Go for it. And I think we might all agree that PGT-A is not the answer for unexplained recurrent pregnancy losses because it does not address the underlying pathophysiology. It could be a useful tool considering if we take into account, if we sort out the technical part and until further high-quality studies are available in women with high aneuploidy, that's women of advanced age, and with sufficient embryos that would be available for biopsy, that is with a very good ovarian reserve.
Would you agree on that until further studies are available? Not entirely. Not entirely. Please comment.
I truly believe that if you want to help those patients not to drop out, PGT-A, provided it's performed correctly, can help you. But you said until. So you have to... I mean, all those articles that were used in the analysis were retrospective trials.
So this database and the future studies are performed by our day-to-day practice. And although, as I mentioned, I don't believe PGT-A to be an ideal tool, and I truly believe there are very technical issues all over the world, I truly believe that for those who have a genetical issue, it is the answer to... not to increase pregnancies, because PGT-A cannot increase the pregnancies. That does not improve the embryos.

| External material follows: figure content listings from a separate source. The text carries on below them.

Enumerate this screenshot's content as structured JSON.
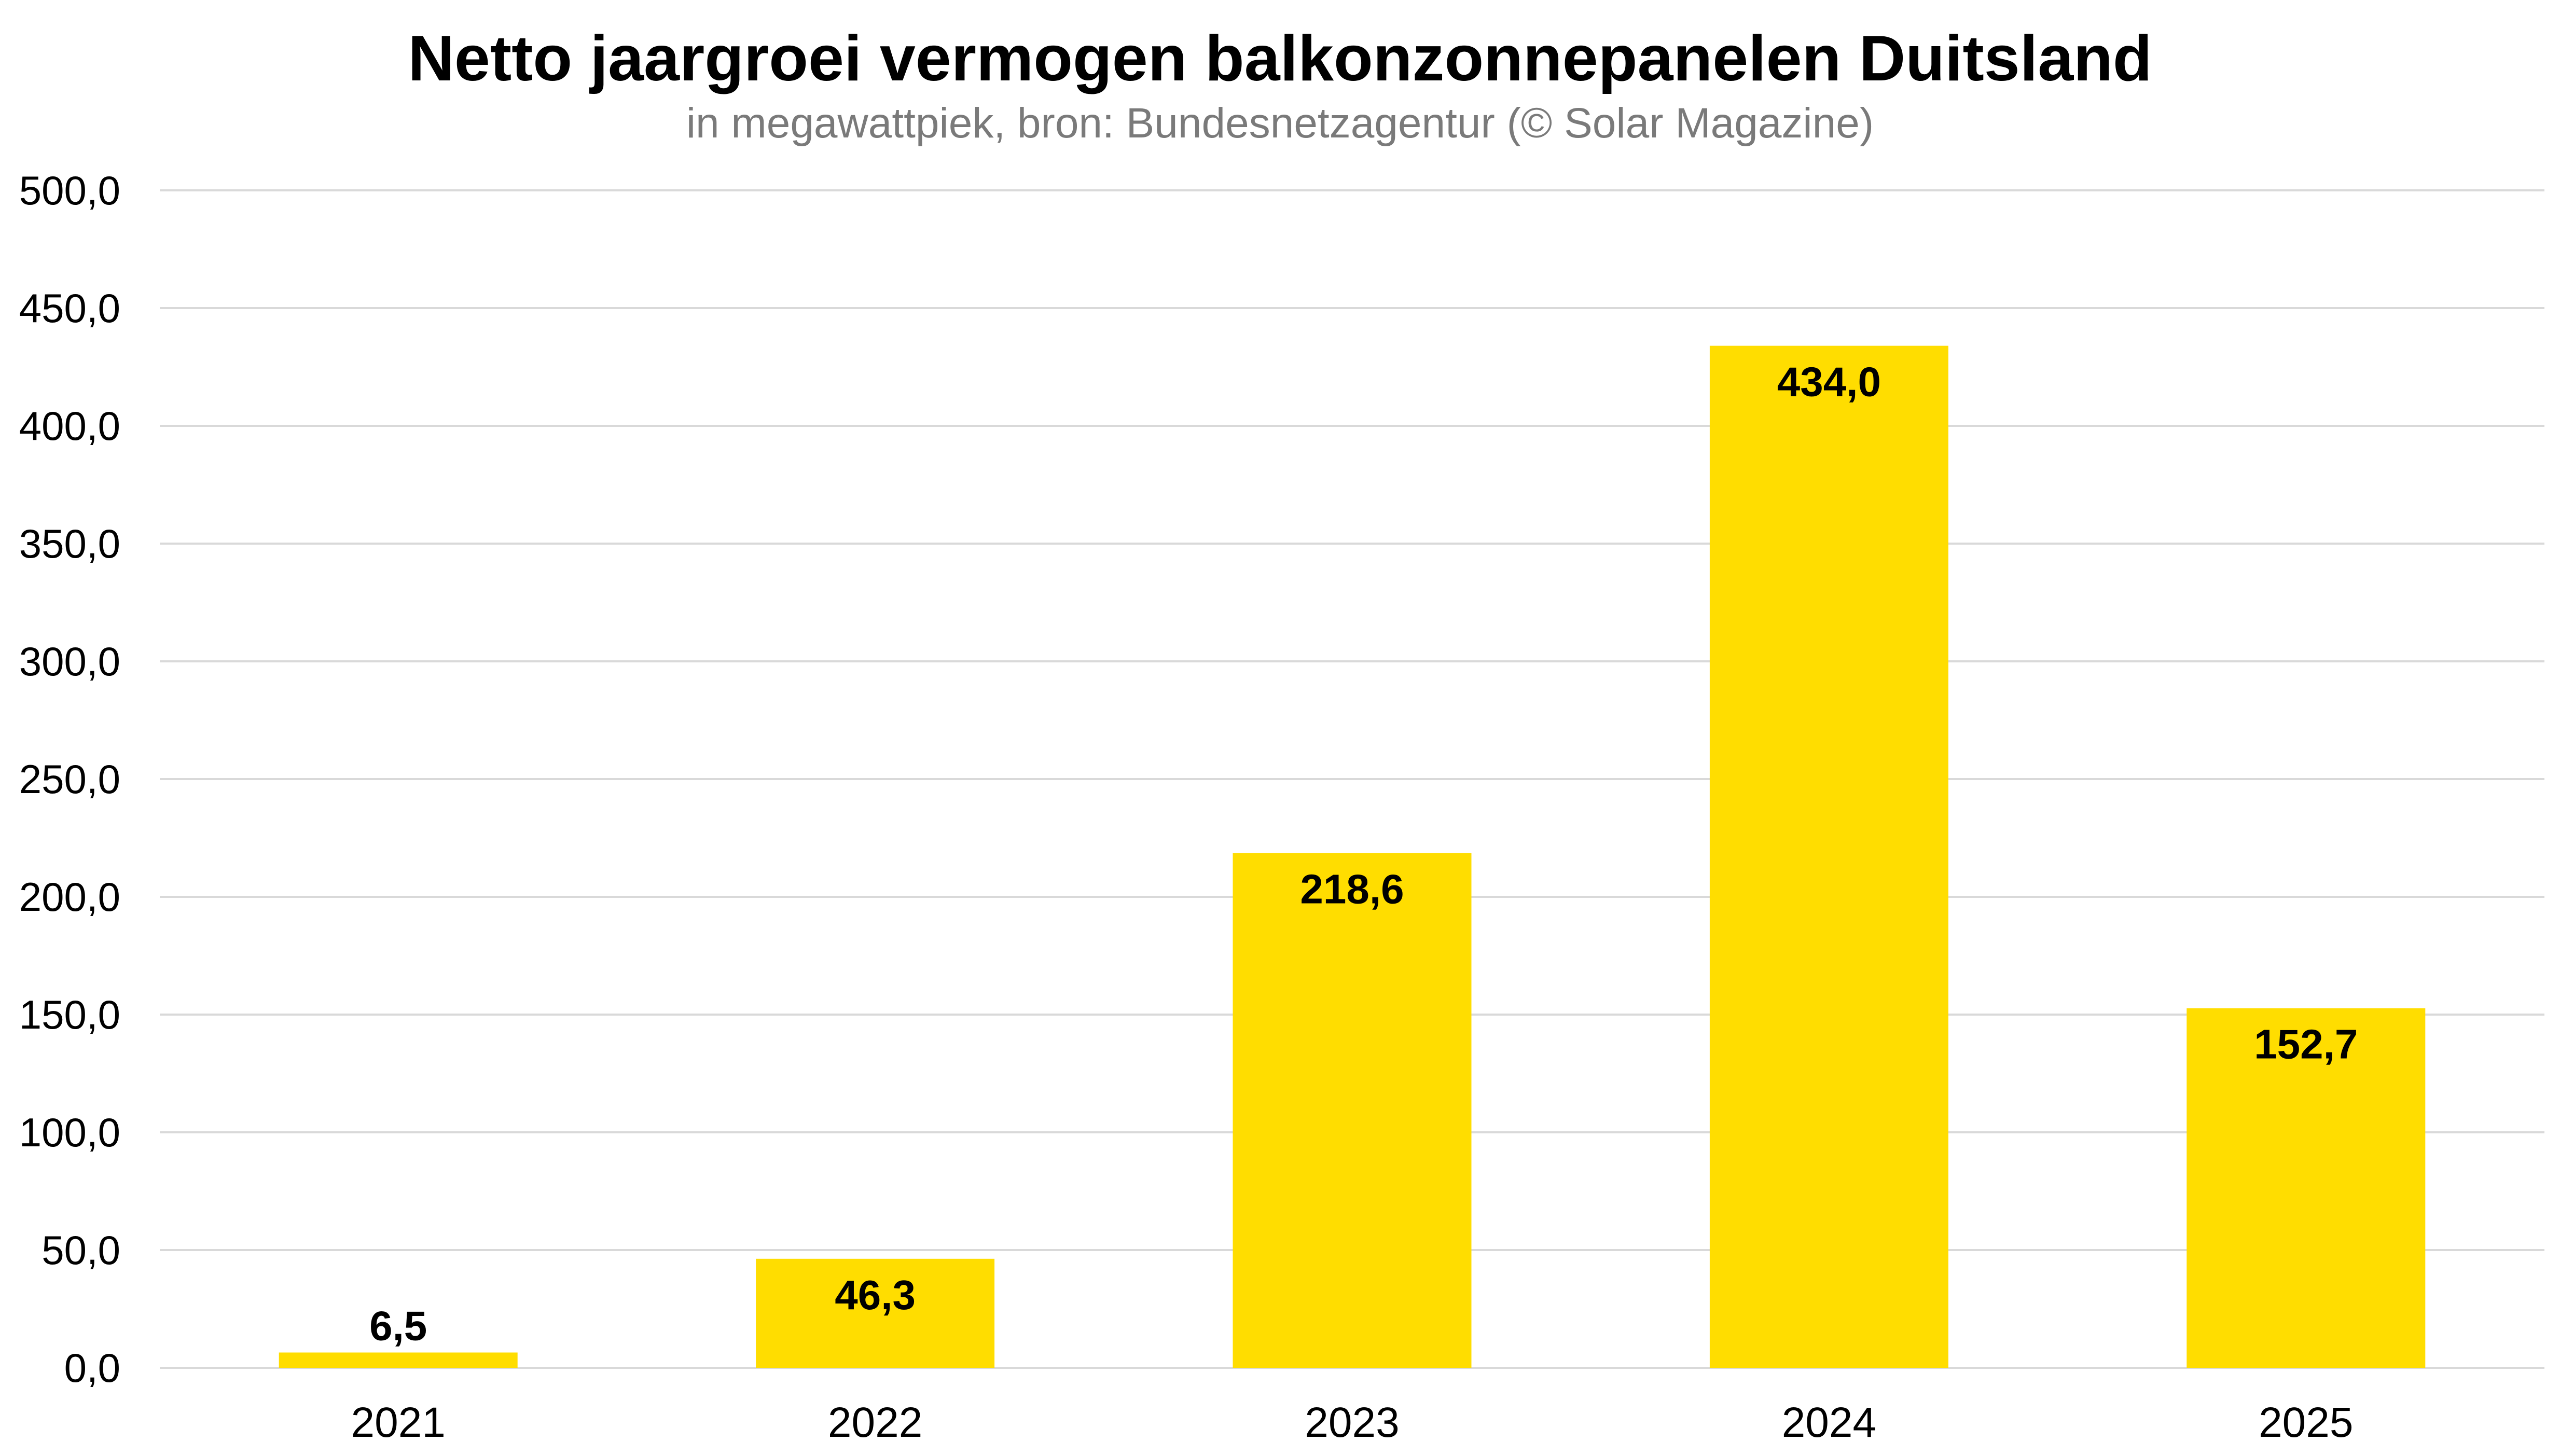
{
  "chart_data": {
    "type": "bar",
    "title": "Netto jaargroei vermogen balkonzonnepanelen Duitsland",
    "subtitle": "in megawattpiek, bron: Bundesnetzagentur (© Solar Magazine)",
    "xlabel": "",
    "ylabel": "",
    "categories": [
      "2021",
      "2022",
      "2023",
      "2024",
      "2025"
    ],
    "values": [
      6.5,
      46.3,
      218.6,
      434.0,
      152.7
    ],
    "value_labels": [
      "6,5",
      "46,3",
      "218,6",
      "434,0",
      "152,7"
    ],
    "ylim": [
      0,
      500
    ],
    "yticks": [
      0,
      50,
      100,
      150,
      200,
      250,
      300,
      350,
      400,
      450,
      500
    ],
    "ytick_labels": [
      "0,0",
      "50,0",
      "100,0",
      "150,0",
      "200,0",
      "250,0",
      "300,0",
      "350,0",
      "400,0",
      "450,0",
      "500,0"
    ],
    "grid": true,
    "legend": "none",
    "colors": {
      "bar": "#FFDD00",
      "grid": "#d9d9d9",
      "text": "#000000",
      "subtitle": "#7a7a7a"
    }
  }
}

But at least by deselecting those who are incorrect, this patient will have less emotional damage and stress. That's my take on it. Thank you.

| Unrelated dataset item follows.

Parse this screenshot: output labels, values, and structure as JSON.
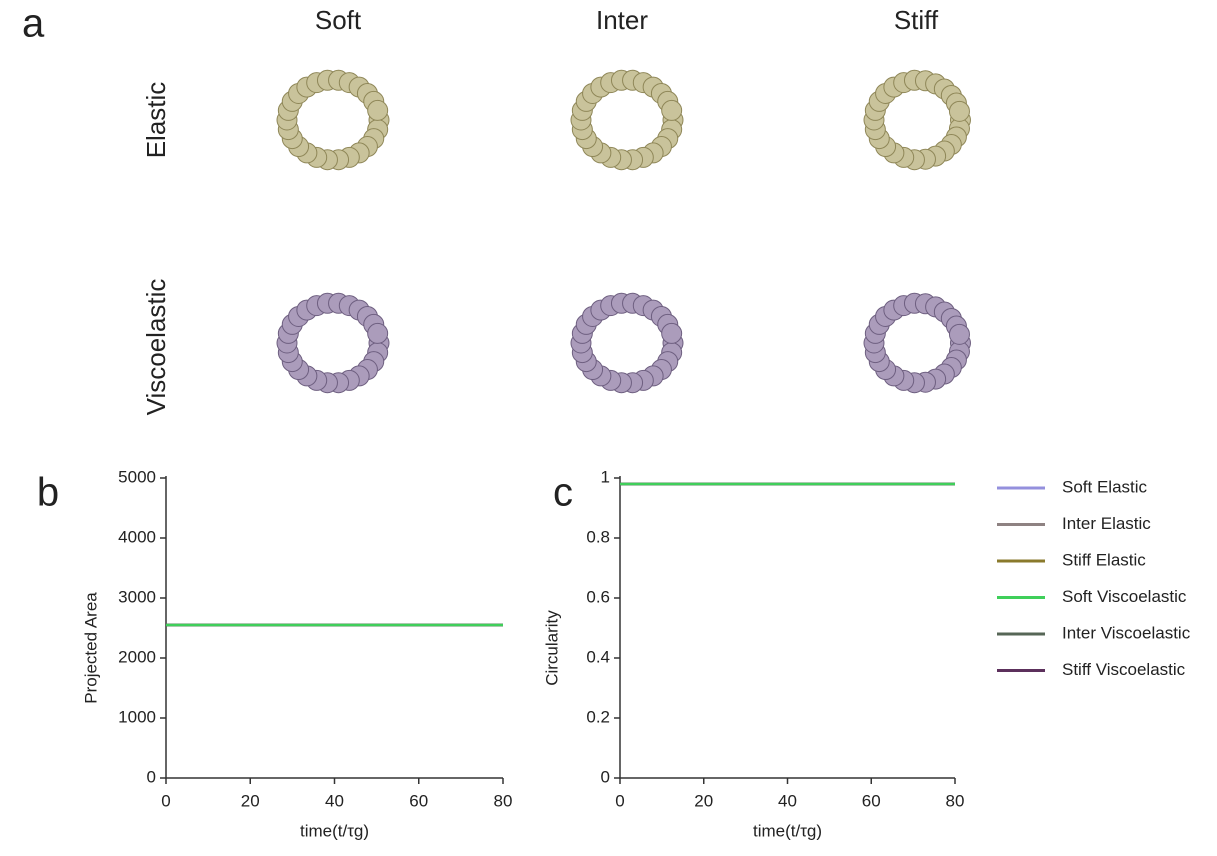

Yes? Yes, since we're in conclusion, so I would like to emphasize that, to me, they seem super-fat population, because they have the same aneuploidy rate than infertile patients, and they have a significant study twice more losses before implantation, so before clinical pregnancy. So, basically, they behave like infertile patients. Therefore, at a certain age, I think it's recommended to do PGT.
I think that it's extremely good to take away the aneuploidy, because that makes us much better in identifying the other causes, and I think that is really where this can take us. At the same time, I also want to make the point, especially among IVF people, that the majority of recurrent pregnancy loss patients are not after fertility. It's a minor group, and that adds to the complexity.
Actually, let's not forget the group has changed, because before it was more than three pregnancy losses, now it's more than two, so maybe in the future it will actually decrease even more. Euploidy and aneuploidy. So, I would like to thank you all for participating.
This will be recorded and will be posted on the site of Fertility and Sterility, and I hope you enjoy your day and wish to see you all tomorrow. Have a great night.